As propostas, calcadas em normas nacionais e internacionais sobre uso da força, foram ignoradas.


Diante disso, as entidades elaboraram, respectivamente, uma Ação Civil Pública e um amicus curiae (parecer técnico) e levaram o caso para a apreciação do Poder Judiciário, demandando, entre outras medidas, que o governo criasse uma política que discipline com rigor o uso da força policial em manifestações.

Em decisão alinhada à garantia da liberdade de expressão e do direito de reunião, o juiz Valentino Aparecido de Andrade concedeu em parte o pedido liminar e determinou a elaboração de plano de atuação que exclua o uso de balas de borracha pela polícia em manifestações.

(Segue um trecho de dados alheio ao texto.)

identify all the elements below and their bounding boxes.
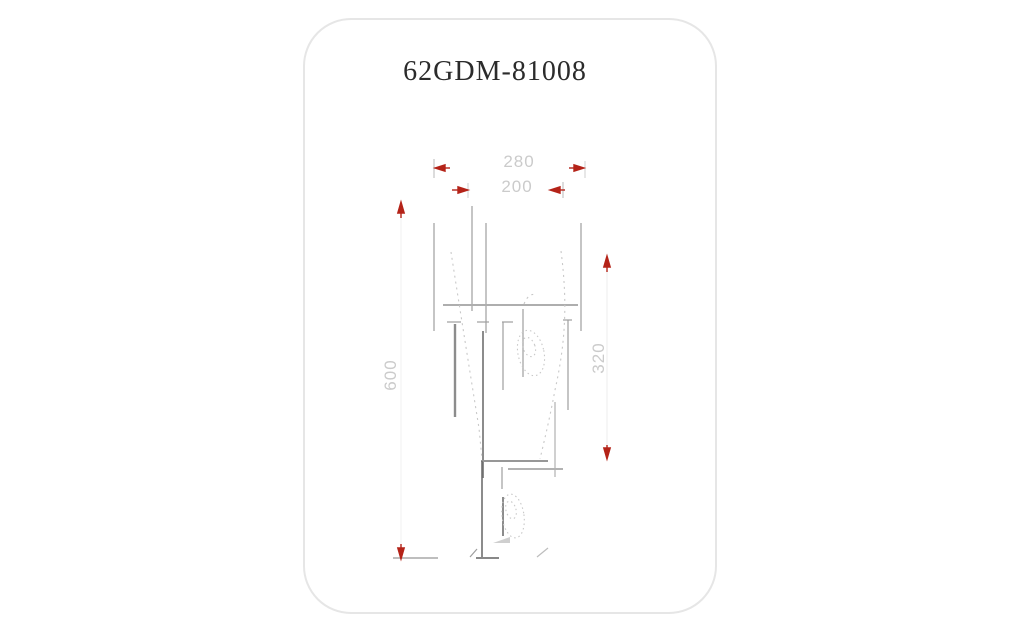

A essência de tal entendimento está no fato de que arma de fogo, ainda que com 'bala de borracha', não deve ser usada contra multidões ou contra pessoas desarmadas, como tantas vezes já se assistiu em nosso contexto democrático.

Há 14 anos, o repórter-fotográfico Alex Silveira, que cobria uma manifestação de professores, foi atingido por uma bala de borracha no olho e perdeu 80% de sua visão. Recentemente, ele teve seu pleito de indenização rejeitado pelo Tribunal de Justiça do Estado. No entendimento deste, a culpa de ter perdido a visão teria sido do próprio fotógrafo, já que se colocara na situação de risco.



Fatos como esse apenas evidenciam que casos de uso desproporcional da 'bala de borracha', em regra, não são devidamente apurados e reparados pelo Estado. Em 2013, a jornalista Giuliana Vallone, da Folha, foi atingida por uma bala de borracha em seu olho esquerdo ao cobrir uma das manifestações.

O mesmo ocorreu com Sergio Silva, fotógrafo que cobria protestos em 2013 e que perdeu o olho esquerdo. Também no mesmo ano, Dayane [de Oliveira], de 17 anos, que passava próximo a uma festa na comunidade de Paraisópolis, foi atingida por uma bala de borracha em razão de operação policial que buscava dispersar a aglomeração de pessoas.

O uso de armas de fogo menos letais por parte das forças de segurança tem sido desproporcional, abusivo e violador dos direitos de reunião e manifestação. O mínimo esperado é que, se o cidadão decidir se expressar nas ruas, não volte para casa com um olho de vidro.

* Rafael Custódio é coordenador do Programa de Justiça da ONG Conectas Direitos Humanos. ** Rafael Lessa integra o Núcleo de Cidadania e DH da Defensoria Pública do Estado de SP.